On Fri, Jul 29, 2011 at 11:39, Peter Cock <p.j.a.cock at googlemail.com> wrote:

> On Fri, Jul 29, 2011 at 9:07 AM, Wibowo Arindrarto
> <w.arindrarto at gmail.com> wrote:
> > Hi Peter,
> > I made a local branch tracking your seqio-abi tree. I agree to most of
> the
> > changes, but I think I'm a bit lost on the filename part.

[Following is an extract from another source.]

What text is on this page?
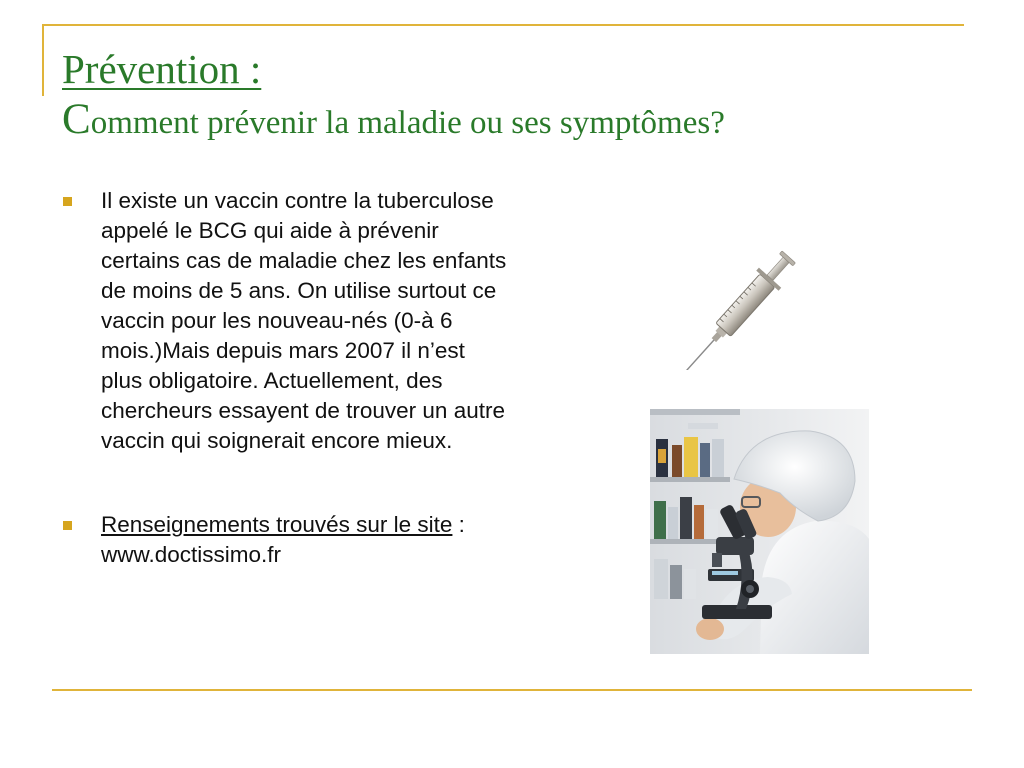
Prévention :
Comment prévenir la maladie ou ses symptômes?
Il existe un vaccin contre la tuberculose appelé le BCG qui aide à prévenir certains cas de maladie chez les enfants de moins de 5 ans. On utilise surtout ce vaccin pour les nouveau-nés (0-à 6 mois.)Mais depuis mars 2007 il n’est plus obligatoire. Actuellement, des chercheurs essayent de trouver un autre vaccin qui soignerait encore mieux.
Renseignements trouvés sur le site : www.doctissimo.fr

> > My intention is to use the filename of the Abi file as the ID for the
> > SeqRecord, instead of the stored records identified returned by seqret.
> The
> > reason is because it's easier to see which Abi file a SeqRecord came from
> by
> > looking at the ID (or output file name, in case the SeqRecord is written
> as
> > another format), since the records identifier data is not readily
> available.
> > I chose to store the records identifier in SeqRecord.name (sample_id), so
> > users can still cross check if they want to.
> > My 'except' block (AbiIO.py:83) is a bad way to deal with '.name' being
> > absent, now that I think of it. But do you think instead of 'None', maybe
> we
> > could use 'file_id = str(handle)' or 'file_id = self.name'?
>
> There may not be a filename - the ABI file might be piped from stdin,
> or supplied as a StringIO handle, or a network handle. So using the
> filename as the primary identifier seems wrong to me. I would want
> the same ID regardless of how the file was loaded, or what the name
> was. Using the filename as the SeqRecord name (if available, "" if
> not) would be OK with me.
>
> The other justification for using the ID in the file as the SeqRecord's id
> is consistency with EMBOSS. We should also check how BioPerl does
> it - but I'm not sure if I have all the dependencies installed.
>
> Also, is it possible to concatenate multiple ABI files together?
>
> > And lastly, could you clarify what you mean by alphabet issue on
> > test_SeqIO.py?
>
> Add the three good ABI test files to the list in test_SeqIO.py and
> run the test, you'll get a complaint about the alphabet handling.
> I didn't have time to look into what exactly was going on yet.
>
> Peter
>